All of those in the discussion group, sponsored by the Annenberg Public Policy Center at the University of Pennsylvania, live in Lake County, a largely white, working-class area that has been a bellwether in the past three presidential elections.

Hillary Clinton carried Lake County on her way to defeating Obama in the Ohio primary. Among her supporters was Cookie Lo Schiavo, 62, legal secretary for many years now employed as a nanny.

Lo Schiavo exemplifies those who tell pollsters that they are undecided but who seem unlikely to vote for Obama, Hart said in a post-session analysis.

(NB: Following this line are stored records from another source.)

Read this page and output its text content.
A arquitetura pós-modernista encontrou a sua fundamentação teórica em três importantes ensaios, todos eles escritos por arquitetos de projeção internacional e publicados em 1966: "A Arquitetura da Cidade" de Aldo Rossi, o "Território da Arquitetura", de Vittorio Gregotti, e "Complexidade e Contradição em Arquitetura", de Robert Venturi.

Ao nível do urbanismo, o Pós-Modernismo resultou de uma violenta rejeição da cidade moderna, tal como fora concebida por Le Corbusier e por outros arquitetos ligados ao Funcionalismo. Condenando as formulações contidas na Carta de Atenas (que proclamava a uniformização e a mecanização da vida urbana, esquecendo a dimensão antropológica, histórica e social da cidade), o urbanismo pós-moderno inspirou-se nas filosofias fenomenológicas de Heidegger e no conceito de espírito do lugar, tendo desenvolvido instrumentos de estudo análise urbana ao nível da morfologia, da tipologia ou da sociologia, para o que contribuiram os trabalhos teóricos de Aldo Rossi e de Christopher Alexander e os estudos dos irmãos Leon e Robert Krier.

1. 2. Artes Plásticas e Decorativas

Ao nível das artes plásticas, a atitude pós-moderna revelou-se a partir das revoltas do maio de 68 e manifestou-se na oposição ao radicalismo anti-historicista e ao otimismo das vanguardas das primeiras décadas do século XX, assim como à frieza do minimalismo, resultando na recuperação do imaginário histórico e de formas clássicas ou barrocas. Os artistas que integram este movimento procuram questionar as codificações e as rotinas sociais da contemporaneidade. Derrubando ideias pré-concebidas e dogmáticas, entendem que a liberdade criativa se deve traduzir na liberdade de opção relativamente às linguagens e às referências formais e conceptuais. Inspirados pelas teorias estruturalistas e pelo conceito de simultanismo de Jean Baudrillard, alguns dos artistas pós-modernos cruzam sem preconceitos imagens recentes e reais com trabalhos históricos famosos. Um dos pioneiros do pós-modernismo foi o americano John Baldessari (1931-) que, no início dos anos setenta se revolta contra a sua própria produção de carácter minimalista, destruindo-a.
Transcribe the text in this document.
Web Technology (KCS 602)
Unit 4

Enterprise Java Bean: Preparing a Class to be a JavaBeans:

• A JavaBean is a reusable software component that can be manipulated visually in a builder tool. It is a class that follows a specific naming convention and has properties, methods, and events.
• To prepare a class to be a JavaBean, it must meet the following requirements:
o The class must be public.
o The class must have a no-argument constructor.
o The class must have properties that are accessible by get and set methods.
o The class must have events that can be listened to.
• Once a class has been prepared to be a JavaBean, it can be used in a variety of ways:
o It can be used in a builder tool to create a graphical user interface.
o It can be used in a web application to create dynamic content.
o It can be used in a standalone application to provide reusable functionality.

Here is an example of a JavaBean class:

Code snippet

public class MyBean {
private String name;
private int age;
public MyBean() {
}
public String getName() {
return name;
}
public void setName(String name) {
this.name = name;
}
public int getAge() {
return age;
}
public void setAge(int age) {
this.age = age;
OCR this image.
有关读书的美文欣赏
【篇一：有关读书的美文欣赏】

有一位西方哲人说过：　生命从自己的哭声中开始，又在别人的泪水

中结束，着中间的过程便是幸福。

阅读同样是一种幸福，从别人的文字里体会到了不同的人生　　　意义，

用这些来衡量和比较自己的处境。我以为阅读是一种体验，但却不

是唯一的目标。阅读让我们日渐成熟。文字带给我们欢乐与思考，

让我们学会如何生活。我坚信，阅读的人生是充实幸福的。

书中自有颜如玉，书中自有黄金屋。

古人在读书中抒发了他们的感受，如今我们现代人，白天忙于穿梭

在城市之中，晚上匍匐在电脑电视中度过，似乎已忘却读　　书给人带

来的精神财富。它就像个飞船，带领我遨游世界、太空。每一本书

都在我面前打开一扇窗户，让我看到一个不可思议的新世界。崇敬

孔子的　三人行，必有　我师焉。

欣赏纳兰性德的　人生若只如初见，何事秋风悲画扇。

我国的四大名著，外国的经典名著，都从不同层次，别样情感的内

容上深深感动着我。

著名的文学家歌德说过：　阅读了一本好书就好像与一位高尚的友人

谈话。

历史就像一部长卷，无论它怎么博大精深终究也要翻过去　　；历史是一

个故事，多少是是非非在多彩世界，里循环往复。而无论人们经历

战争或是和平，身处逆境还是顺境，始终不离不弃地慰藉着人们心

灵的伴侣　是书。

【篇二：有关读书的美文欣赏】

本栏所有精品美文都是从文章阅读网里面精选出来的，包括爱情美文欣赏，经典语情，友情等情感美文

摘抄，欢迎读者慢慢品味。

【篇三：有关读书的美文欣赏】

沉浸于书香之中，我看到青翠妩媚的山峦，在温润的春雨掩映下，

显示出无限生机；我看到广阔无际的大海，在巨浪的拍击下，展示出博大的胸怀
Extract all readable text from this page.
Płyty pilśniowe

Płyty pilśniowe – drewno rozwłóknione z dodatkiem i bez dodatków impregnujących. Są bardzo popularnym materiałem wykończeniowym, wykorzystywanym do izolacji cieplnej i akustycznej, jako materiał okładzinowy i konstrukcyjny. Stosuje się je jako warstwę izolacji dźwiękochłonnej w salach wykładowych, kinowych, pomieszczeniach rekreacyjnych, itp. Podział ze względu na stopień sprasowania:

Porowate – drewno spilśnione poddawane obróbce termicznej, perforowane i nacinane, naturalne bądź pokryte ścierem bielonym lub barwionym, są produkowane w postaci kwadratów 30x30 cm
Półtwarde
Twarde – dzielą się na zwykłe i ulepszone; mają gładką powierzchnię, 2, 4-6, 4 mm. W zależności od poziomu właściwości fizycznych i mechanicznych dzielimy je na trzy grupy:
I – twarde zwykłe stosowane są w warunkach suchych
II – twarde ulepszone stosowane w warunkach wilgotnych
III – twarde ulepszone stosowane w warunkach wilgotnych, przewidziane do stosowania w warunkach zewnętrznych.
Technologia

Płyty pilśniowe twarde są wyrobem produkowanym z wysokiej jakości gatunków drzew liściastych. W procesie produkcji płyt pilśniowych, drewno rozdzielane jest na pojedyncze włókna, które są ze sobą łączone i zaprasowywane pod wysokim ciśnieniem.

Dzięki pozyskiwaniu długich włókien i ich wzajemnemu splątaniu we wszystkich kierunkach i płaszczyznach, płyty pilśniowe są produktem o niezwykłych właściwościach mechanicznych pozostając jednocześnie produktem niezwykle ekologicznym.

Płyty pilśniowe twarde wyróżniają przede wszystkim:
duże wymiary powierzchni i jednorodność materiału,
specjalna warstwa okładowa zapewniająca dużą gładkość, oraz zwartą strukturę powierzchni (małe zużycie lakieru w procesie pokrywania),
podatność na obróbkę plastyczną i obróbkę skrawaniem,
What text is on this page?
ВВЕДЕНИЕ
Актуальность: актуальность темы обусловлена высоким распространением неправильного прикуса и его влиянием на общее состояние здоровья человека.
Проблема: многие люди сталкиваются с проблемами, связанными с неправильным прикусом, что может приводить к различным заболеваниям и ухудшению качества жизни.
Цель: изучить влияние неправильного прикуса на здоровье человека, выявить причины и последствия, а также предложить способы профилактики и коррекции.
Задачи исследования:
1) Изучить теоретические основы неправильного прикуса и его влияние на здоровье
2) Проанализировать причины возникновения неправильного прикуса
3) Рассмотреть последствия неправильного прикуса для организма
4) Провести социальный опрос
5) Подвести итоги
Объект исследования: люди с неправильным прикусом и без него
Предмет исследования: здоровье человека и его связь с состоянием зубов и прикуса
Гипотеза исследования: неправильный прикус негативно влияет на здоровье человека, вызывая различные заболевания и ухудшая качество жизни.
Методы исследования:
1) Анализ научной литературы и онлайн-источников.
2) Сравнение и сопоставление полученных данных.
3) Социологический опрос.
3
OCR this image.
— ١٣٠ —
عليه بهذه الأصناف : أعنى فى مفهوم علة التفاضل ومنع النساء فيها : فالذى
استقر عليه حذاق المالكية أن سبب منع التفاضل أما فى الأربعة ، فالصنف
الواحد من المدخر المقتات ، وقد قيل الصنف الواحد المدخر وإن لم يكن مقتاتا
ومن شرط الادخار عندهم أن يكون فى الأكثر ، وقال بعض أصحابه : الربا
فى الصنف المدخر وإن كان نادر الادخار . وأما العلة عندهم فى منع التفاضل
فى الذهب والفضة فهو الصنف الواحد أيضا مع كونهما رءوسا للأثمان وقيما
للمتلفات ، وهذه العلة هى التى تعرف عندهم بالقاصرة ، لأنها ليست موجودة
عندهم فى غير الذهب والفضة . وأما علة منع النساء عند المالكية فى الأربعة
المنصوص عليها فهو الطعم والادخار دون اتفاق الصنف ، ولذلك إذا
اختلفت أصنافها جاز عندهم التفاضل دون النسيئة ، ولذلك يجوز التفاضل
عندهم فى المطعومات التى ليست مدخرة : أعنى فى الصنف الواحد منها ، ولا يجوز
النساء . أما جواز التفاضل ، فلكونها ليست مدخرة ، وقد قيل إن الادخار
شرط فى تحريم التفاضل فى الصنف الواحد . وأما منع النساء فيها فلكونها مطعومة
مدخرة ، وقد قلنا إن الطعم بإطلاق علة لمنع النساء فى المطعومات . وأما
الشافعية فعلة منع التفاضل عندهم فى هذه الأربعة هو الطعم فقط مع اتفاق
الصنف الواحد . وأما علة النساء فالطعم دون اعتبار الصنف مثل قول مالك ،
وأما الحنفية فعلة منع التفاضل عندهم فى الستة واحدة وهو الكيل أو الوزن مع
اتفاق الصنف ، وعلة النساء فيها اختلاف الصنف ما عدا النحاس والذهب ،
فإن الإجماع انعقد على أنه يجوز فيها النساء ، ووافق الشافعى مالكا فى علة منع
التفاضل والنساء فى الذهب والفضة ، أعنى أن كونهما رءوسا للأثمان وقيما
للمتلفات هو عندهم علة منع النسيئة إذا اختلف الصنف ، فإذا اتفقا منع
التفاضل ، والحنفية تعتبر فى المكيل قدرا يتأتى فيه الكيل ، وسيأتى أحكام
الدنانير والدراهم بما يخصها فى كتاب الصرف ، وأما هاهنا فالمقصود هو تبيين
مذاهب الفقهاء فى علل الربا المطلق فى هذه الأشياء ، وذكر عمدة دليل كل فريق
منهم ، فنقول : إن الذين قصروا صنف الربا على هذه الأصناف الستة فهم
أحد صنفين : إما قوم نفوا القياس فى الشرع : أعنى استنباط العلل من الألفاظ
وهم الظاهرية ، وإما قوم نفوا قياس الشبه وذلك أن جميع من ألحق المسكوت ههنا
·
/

Lo Schiavo said that she has voted Democratic for 40 years, and would seem to fit the profile of an Obama voter. Her college-educated husband has lost his job and is now working for $8.50 an hour, and she is enthusiastic about Joe Biden, whom she wishes were at the top of the ticket.

But when members of the group are asked which of the four candidates for president or vice president they would not want to sit next to on a plane, she is the only one to mention Obama.

"I don't trust him," she said, calling Obama "theatrical" and "too perfect" and explaining her reservations as a "gut feeling."

Gretchen Eckford, 41, a single mother wearing a Cleveland Indians pullover, voted for Bush in the last two elections and considers herself an independent. The weekly churchgoer and manager of a retail store might be considered a likely McCain vote, but she said the senator's choice of Sarah Palin as his running mate "turned me off."